Hal yang paling menantang dari pola apropriasi -jurnalis yang juga penulis seni rupa Raihul Fadjri menyebut padanannya sebagai pelesetan- adalah bagaimana si perupa yang melakukannya mampu menghadirkan dirinya. Sebab, pada karya apropriasi sejak semula, sebenarnya, kreatornya ”telah lebih dulu menggadaikan dirinya”.
Secara sederhana dapat dikatakan, karya apropriasi memang tidak sedang mempertaruhkan eksistensi kreatornya sebagai perupa. Sebab, betapapun, apropriasi yang merupakan duplikasi kreatif tidak terkena definisi plagiasi.
Pada apropriasi, subjek-objek awal yang ditiru -agaknya- memenuhi konvensi lebih diposisikan sebagai sekadar sumber inspirasi. Notabene, karya apropriasi bisa saja meneguh-lanjutkan kemasyhuran sumber inspirasi tersebut, tetapi dapat pula berubah variatif dalam bentuk-bentuk, misalnya, negasi atau parodi. Marilyn Monroe merupakan subjek-objek yang paling tandas diapropriasi. Lukisan Monalisa karya Leonardo da Vinci seakan-akan subjek-objek bersama banyak perupa.
Karena itulah, Toto sangat eksplisit menyebut pameran tunggalnya dengan tajuk ”Exploitation”. Toto memang memadukan sejumlah inspirasi ke dalam kanvas-kanvasnya. Sebutan eksploitasi tentu saja menarik. Sebab, apropriasi memenuhi unsur ”kerja eksploitatif” atas subjek-objek yang pernah ada yang terang benderang pula siapa kreatornya. Sekalipun, yang dimaksudkan dengan eksploitasi dalam konteks pameran lebih tertuju pada hal-ihwal teknis perupaan yang termaktub dalam kuratorial.

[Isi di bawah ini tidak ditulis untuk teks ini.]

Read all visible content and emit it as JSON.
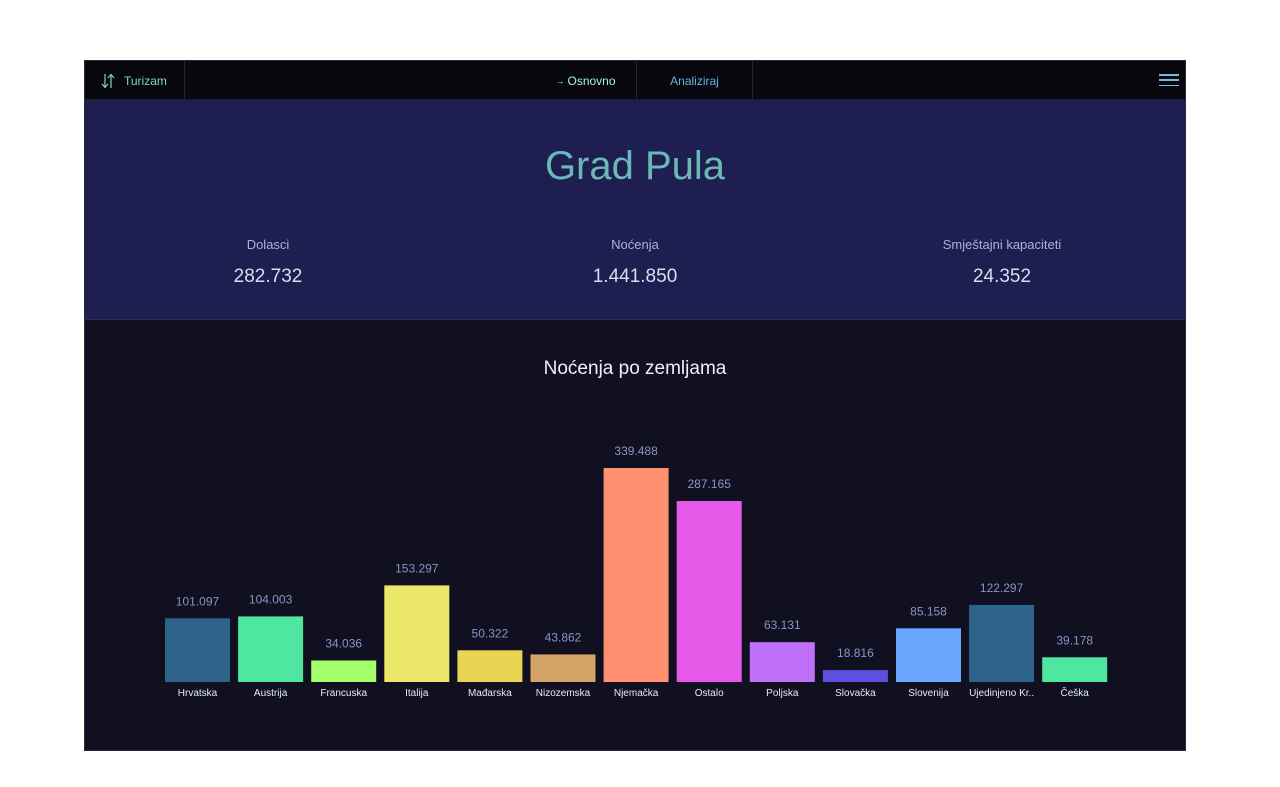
{
  "nav": {
    "brand": "Turizam",
    "tabs": [
      {
        "arrow": "→",
        "label": "Osnovno"
      },
      {
        "label": "Analiziraj"
      }
    ]
  },
  "hero": {
    "title": "Grad Pula",
    "stats": [
      {
        "label": "Dolasci",
        "value": "282.732"
      },
      {
        "label": "Noćenja",
        "value": "1.441.850"
      },
      {
        "label": "Smještajni kapaciteti",
        "value": "24.352"
      }
    ]
  },
  "chart_data": {
    "type": "bar",
    "title": "Noćenja po zemljama",
    "categories": [
      "Hrvatska",
      "Austrija",
      "Francuska",
      "Italija",
      "Mađarska",
      "Nizozemska",
      "Njemačka",
      "Ostalo",
      "Poljska",
      "Slovačka",
      "Slovenija",
      "Ujedinjeno Kr..",
      "Češka"
    ],
    "values": [
      101097,
      104003,
      34036,
      153297,
      50322,
      43862,
      339488,
      287165,
      63131,
      18816,
      85158,
      122297,
      39178
    ],
    "value_labels": [
      "101.097",
      "104.003",
      "34.036",
      "153.297",
      "50.322",
      "43.862",
      "339.488",
      "287.165",
      "63.131",
      "18.816",
      "85.158",
      "122.297",
      "39.178"
    ],
    "colors": [
      "#2e6389",
      "#4fe6a0",
      "#a4ff6a",
      "#ece86c",
      "#ead454",
      "#d4a466",
      "#ff9170",
      "#e658e8",
      "#c070f8",
      "#5d50e0",
      "#6aa8fe",
      "#2e6389",
      "#4fe6a0"
    ],
    "xlabel": "",
    "ylabel": "",
    "ylim": [
      0,
      339488
    ],
    "grid": false,
    "legend": "none"
  }
}
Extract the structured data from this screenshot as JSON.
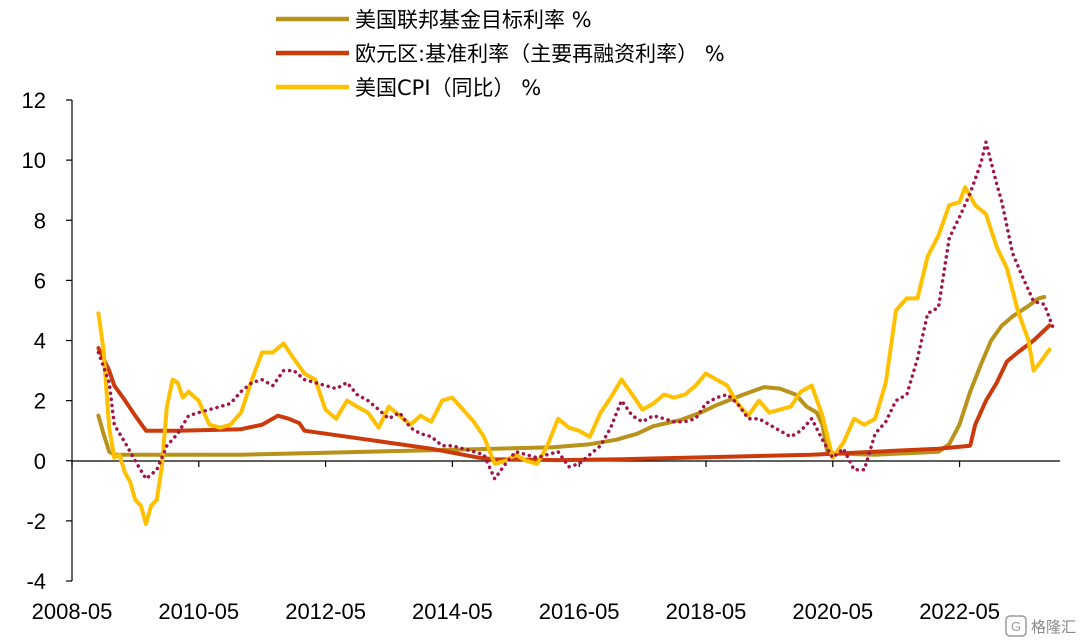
{
  "watermark": "格隆汇",
  "chart_data": {
    "type": "line",
    "title": "",
    "xlabel": "",
    "ylabel": "",
    "ylim": [
      -4,
      12
    ],
    "yticks": [
      -4,
      -2,
      0,
      2,
      4,
      6,
      8,
      10,
      12
    ],
    "xlim": [
      2008.333,
      2023.917
    ],
    "xticks": [
      {
        "label": "2008-05",
        "x": 2008.333
      },
      {
        "label": "2010-05",
        "x": 2010.333
      },
      {
        "label": "2012-05",
        "x": 2012.333
      },
      {
        "label": "2014-05",
        "x": 2014.333
      },
      {
        "label": "2016-05",
        "x": 2016.333
      },
      {
        "label": "2018-05",
        "x": 2018.333
      },
      {
        "label": "2020-05",
        "x": 2020.333
      },
      {
        "label": "2022-05",
        "x": 2022.333
      }
    ],
    "legend_position": "top",
    "series": [
      {
        "name": "美国联邦基金目标利率 %",
        "color": "#B8921A",
        "style": "solid",
        "points": [
          [
            2008.75,
            1.5
          ],
          [
            2008.83,
            0.9
          ],
          [
            2008.92,
            0.3
          ],
          [
            2009.0,
            0.2
          ],
          [
            2010.0,
            0.2
          ],
          [
            2011.0,
            0.2
          ],
          [
            2012.0,
            0.25
          ],
          [
            2013.0,
            0.3
          ],
          [
            2014.0,
            0.35
          ],
          [
            2015.0,
            0.4
          ],
          [
            2015.92,
            0.45
          ],
          [
            2016.5,
            0.55
          ],
          [
            2016.92,
            0.7
          ],
          [
            2017.25,
            0.9
          ],
          [
            2017.5,
            1.15
          ],
          [
            2017.92,
            1.35
          ],
          [
            2018.25,
            1.6
          ],
          [
            2018.5,
            1.85
          ],
          [
            2018.92,
            2.2
          ],
          [
            2019.25,
            2.45
          ],
          [
            2019.5,
            2.4
          ],
          [
            2019.75,
            2.2
          ],
          [
            2019.92,
            1.8
          ],
          [
            2020.08,
            1.6
          ],
          [
            2020.17,
            1.2
          ],
          [
            2020.25,
            0.25
          ],
          [
            2021.0,
            0.2
          ],
          [
            2021.5,
            0.25
          ],
          [
            2022.0,
            0.3
          ],
          [
            2022.17,
            0.55
          ],
          [
            2022.33,
            1.2
          ],
          [
            2022.5,
            2.3
          ],
          [
            2022.67,
            3.2
          ],
          [
            2022.83,
            4.0
          ],
          [
            2023.0,
            4.5
          ],
          [
            2023.17,
            4.8
          ],
          [
            2023.42,
            5.15
          ],
          [
            2023.58,
            5.4
          ],
          [
            2023.67,
            5.45
          ]
        ]
      },
      {
        "name": "欧元区:基准利率（主要再融资利率） %",
        "color": "#CC3A0C",
        "style": "solid",
        "points": [
          [
            2008.75,
            3.75
          ],
          [
            2008.92,
            3.0
          ],
          [
            2009.0,
            2.5
          ],
          [
            2009.17,
            2.0
          ],
          [
            2009.33,
            1.5
          ],
          [
            2009.5,
            1.0
          ],
          [
            2010.0,
            1.0
          ],
          [
            2011.0,
            1.05
          ],
          [
            2011.33,
            1.2
          ],
          [
            2011.58,
            1.5
          ],
          [
            2011.75,
            1.4
          ],
          [
            2011.92,
            1.25
          ],
          [
            2012.0,
            1.0
          ],
          [
            2013.0,
            0.7
          ],
          [
            2014.0,
            0.4
          ],
          [
            2014.75,
            0.1
          ],
          [
            2015.0,
            0.05
          ],
          [
            2016.0,
            0.02
          ],
          [
            2017.0,
            0.05
          ],
          [
            2018.0,
            0.1
          ],
          [
            2019.0,
            0.15
          ],
          [
            2020.0,
            0.2
          ],
          [
            2021.0,
            0.3
          ],
          [
            2022.0,
            0.4
          ],
          [
            2022.5,
            0.5
          ],
          [
            2022.58,
            1.2
          ],
          [
            2022.75,
            2.0
          ],
          [
            2022.92,
            2.6
          ],
          [
            2023.08,
            3.3
          ],
          [
            2023.25,
            3.6
          ],
          [
            2023.5,
            4.0
          ],
          [
            2023.75,
            4.5
          ]
        ]
      },
      {
        "name": "美国CPI（同比） %",
        "color": "#FFC000",
        "style": "solid",
        "points": [
          [
            2008.75,
            4.9
          ],
          [
            2008.83,
            3.7
          ],
          [
            2008.92,
            1.1
          ],
          [
            2009.0,
            0.1
          ],
          [
            2009.08,
            0.2
          ],
          [
            2009.17,
            -0.4
          ],
          [
            2009.25,
            -0.7
          ],
          [
            2009.33,
            -1.3
          ],
          [
            2009.42,
            -1.5
          ],
          [
            2009.5,
            -2.1
          ],
          [
            2009.58,
            -1.5
          ],
          [
            2009.67,
            -1.3
          ],
          [
            2009.75,
            -0.2
          ],
          [
            2009.83,
            1.8
          ],
          [
            2009.92,
            2.7
          ],
          [
            2010.0,
            2.6
          ],
          [
            2010.08,
            2.1
          ],
          [
            2010.17,
            2.3
          ],
          [
            2010.33,
            2.0
          ],
          [
            2010.5,
            1.2
          ],
          [
            2010.67,
            1.1
          ],
          [
            2010.83,
            1.2
          ],
          [
            2011.0,
            1.6
          ],
          [
            2011.17,
            2.7
          ],
          [
            2011.33,
            3.6
          ],
          [
            2011.5,
            3.6
          ],
          [
            2011.67,
            3.9
          ],
          [
            2011.83,
            3.4
          ],
          [
            2012.0,
            2.9
          ],
          [
            2012.17,
            2.7
          ],
          [
            2012.33,
            1.7
          ],
          [
            2012.5,
            1.4
          ],
          [
            2012.67,
            2.0
          ],
          [
            2012.83,
            1.8
          ],
          [
            2013.0,
            1.6
          ],
          [
            2013.17,
            1.1
          ],
          [
            2013.33,
            1.8
          ],
          [
            2013.5,
            1.5
          ],
          [
            2013.67,
            1.2
          ],
          [
            2013.83,
            1.5
          ],
          [
            2014.0,
            1.3
          ],
          [
            2014.17,
            2.0
          ],
          [
            2014.33,
            2.1
          ],
          [
            2014.5,
            1.7
          ],
          [
            2014.67,
            1.3
          ],
          [
            2014.83,
            0.8
          ],
          [
            2015.0,
            -0.1
          ],
          [
            2015.17,
            0.0
          ],
          [
            2015.33,
            0.2
          ],
          [
            2015.5,
            0.0
          ],
          [
            2015.67,
            -0.1
          ],
          [
            2015.83,
            0.5
          ],
          [
            2016.0,
            1.4
          ],
          [
            2016.17,
            1.1
          ],
          [
            2016.33,
            1.0
          ],
          [
            2016.5,
            0.8
          ],
          [
            2016.67,
            1.6
          ],
          [
            2016.83,
            2.1
          ],
          [
            2017.0,
            2.7
          ],
          [
            2017.17,
            2.2
          ],
          [
            2017.33,
            1.7
          ],
          [
            2017.5,
            1.9
          ],
          [
            2017.67,
            2.2
          ],
          [
            2017.83,
            2.1
          ],
          [
            2018.0,
            2.2
          ],
          [
            2018.17,
            2.5
          ],
          [
            2018.33,
            2.9
          ],
          [
            2018.5,
            2.7
          ],
          [
            2018.67,
            2.5
          ],
          [
            2018.83,
            1.9
          ],
          [
            2019.0,
            1.5
          ],
          [
            2019.17,
            2.0
          ],
          [
            2019.33,
            1.6
          ],
          [
            2019.5,
            1.7
          ],
          [
            2019.67,
            1.8
          ],
          [
            2019.83,
            2.3
          ],
          [
            2020.0,
            2.5
          ],
          [
            2020.17,
            1.5
          ],
          [
            2020.33,
            0.1
          ],
          [
            2020.5,
            0.6
          ],
          [
            2020.67,
            1.4
          ],
          [
            2020.83,
            1.2
          ],
          [
            2021.0,
            1.4
          ],
          [
            2021.17,
            2.6
          ],
          [
            2021.33,
            5.0
          ],
          [
            2021.5,
            5.4
          ],
          [
            2021.67,
            5.4
          ],
          [
            2021.83,
            6.8
          ],
          [
            2022.0,
            7.5
          ],
          [
            2022.17,
            8.5
          ],
          [
            2022.33,
            8.6
          ],
          [
            2022.42,
            9.1
          ],
          [
            2022.58,
            8.5
          ],
          [
            2022.75,
            8.2
          ],
          [
            2022.92,
            7.1
          ],
          [
            2023.08,
            6.4
          ],
          [
            2023.25,
            5.0
          ],
          [
            2023.42,
            4.0
          ],
          [
            2023.5,
            3.0
          ],
          [
            2023.58,
            3.2
          ],
          [
            2023.75,
            3.7
          ]
        ]
      },
      {
        "name": "",
        "color": "#A3154A",
        "style": "dotted",
        "points": [
          [
            2008.75,
            3.6
          ],
          [
            2008.92,
            2.6
          ],
          [
            2009.0,
            1.2
          ],
          [
            2009.17,
            0.6
          ],
          [
            2009.33,
            0.0
          ],
          [
            2009.5,
            -0.6
          ],
          [
            2009.67,
            -0.3
          ],
          [
            2009.83,
            0.5
          ],
          [
            2010.0,
            0.9
          ],
          [
            2010.17,
            1.5
          ],
          [
            2010.33,
            1.6
          ],
          [
            2010.5,
            1.7
          ],
          [
            2010.67,
            1.8
          ],
          [
            2010.83,
            1.9
          ],
          [
            2011.0,
            2.3
          ],
          [
            2011.17,
            2.6
          ],
          [
            2011.33,
            2.7
          ],
          [
            2011.5,
            2.5
          ],
          [
            2011.67,
            3.0
          ],
          [
            2011.83,
            3.0
          ],
          [
            2012.0,
            2.7
          ],
          [
            2012.17,
            2.6
          ],
          [
            2012.33,
            2.5
          ],
          [
            2012.5,
            2.4
          ],
          [
            2012.67,
            2.6
          ],
          [
            2012.83,
            2.2
          ],
          [
            2013.0,
            2.0
          ],
          [
            2013.17,
            1.7
          ],
          [
            2013.33,
            1.4
          ],
          [
            2013.5,
            1.6
          ],
          [
            2013.67,
            1.1
          ],
          [
            2013.83,
            0.9
          ],
          [
            2014.0,
            0.8
          ],
          [
            2014.17,
            0.5
          ],
          [
            2014.33,
            0.5
          ],
          [
            2014.5,
            0.4
          ],
          [
            2014.67,
            0.3
          ],
          [
            2014.83,
            0.2
          ],
          [
            2015.0,
            -0.6
          ],
          [
            2015.17,
            -0.1
          ],
          [
            2015.33,
            0.3
          ],
          [
            2015.5,
            0.2
          ],
          [
            2015.67,
            0.1
          ],
          [
            2015.83,
            0.2
          ],
          [
            2016.0,
            0.3
          ],
          [
            2016.17,
            -0.2
          ],
          [
            2016.33,
            -0.1
          ],
          [
            2016.5,
            0.2
          ],
          [
            2016.67,
            0.5
          ],
          [
            2016.83,
            1.1
          ],
          [
            2017.0,
            2.0
          ],
          [
            2017.17,
            1.5
          ],
          [
            2017.33,
            1.3
          ],
          [
            2017.5,
            1.5
          ],
          [
            2017.67,
            1.4
          ],
          [
            2017.83,
            1.3
          ],
          [
            2018.0,
            1.3
          ],
          [
            2018.17,
            1.4
          ],
          [
            2018.33,
            1.9
          ],
          [
            2018.5,
            2.1
          ],
          [
            2018.67,
            2.2
          ],
          [
            2018.83,
            1.9
          ],
          [
            2019.0,
            1.4
          ],
          [
            2019.17,
            1.4
          ],
          [
            2019.33,
            1.2
          ],
          [
            2019.5,
            1.0
          ],
          [
            2019.67,
            0.8
          ],
          [
            2019.83,
            1.0
          ],
          [
            2020.0,
            1.4
          ],
          [
            2020.17,
            0.7
          ],
          [
            2020.33,
            0.1
          ],
          [
            2020.5,
            0.4
          ],
          [
            2020.67,
            -0.3
          ],
          [
            2020.83,
            -0.3
          ],
          [
            2021.0,
            0.9
          ],
          [
            2021.17,
            1.3
          ],
          [
            2021.33,
            2.0
          ],
          [
            2021.5,
            2.2
          ],
          [
            2021.67,
            3.4
          ],
          [
            2021.83,
            4.9
          ],
          [
            2022.0,
            5.1
          ],
          [
            2022.17,
            7.4
          ],
          [
            2022.33,
            8.1
          ],
          [
            2022.5,
            8.9
          ],
          [
            2022.67,
            9.9
          ],
          [
            2022.75,
            10.6
          ],
          [
            2022.92,
            9.2
          ],
          [
            2023.0,
            8.6
          ],
          [
            2023.17,
            6.9
          ],
          [
            2023.33,
            6.1
          ],
          [
            2023.5,
            5.3
          ],
          [
            2023.67,
            5.2
          ],
          [
            2023.83,
            4.3
          ]
        ]
      }
    ]
  }
}
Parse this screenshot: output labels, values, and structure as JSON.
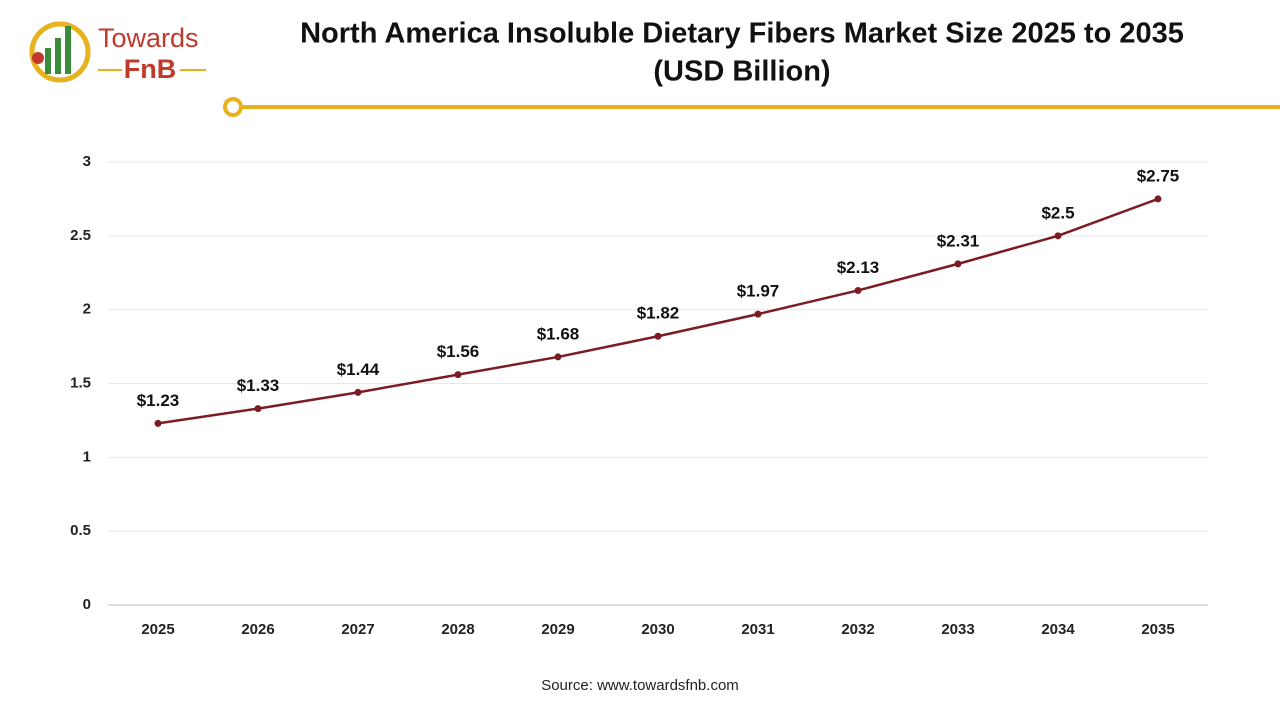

Dipaparkan bahwa Toto menemu-ciptakan figur-figur dalam karyanya dengan keterampilan teknis seni grafis yang dihadirkan secara simultan sebagai retorika imaji dengan kecakapan artistik seni lukis. Atas itu semua, karya-karya Toto dikukuhkan berhasil melepaskan diri dari kategori-kategori estetis seni murni yang lazim dan berkehendak merayakan budaya massa atau karnaval simbol-simbol budaya populer yang membentuk citra, cara-perilaku, standar, dan tujuan masyarakat urban.
Pengukuhan tersebut merupakan eksploitasi pertama yang dikerjakan Toto atas seni murni (teknik). Eksploitasi kedua bertemu dengan pokok perupaan atau subjek-objek apropriasi (bentuk) yang diusung Toto. Perupa ini -kalau tidak sebatas menemu dan mengolah sumber apropriasi- tentulah sedemikian terasuk oleh figur-tokoh masyhur dari dunia gambar bercerita, serial kartun, dan arcade game. Figur-tokoh dari dunia fiksi itulah pokok perupaan eksploitasi Toto.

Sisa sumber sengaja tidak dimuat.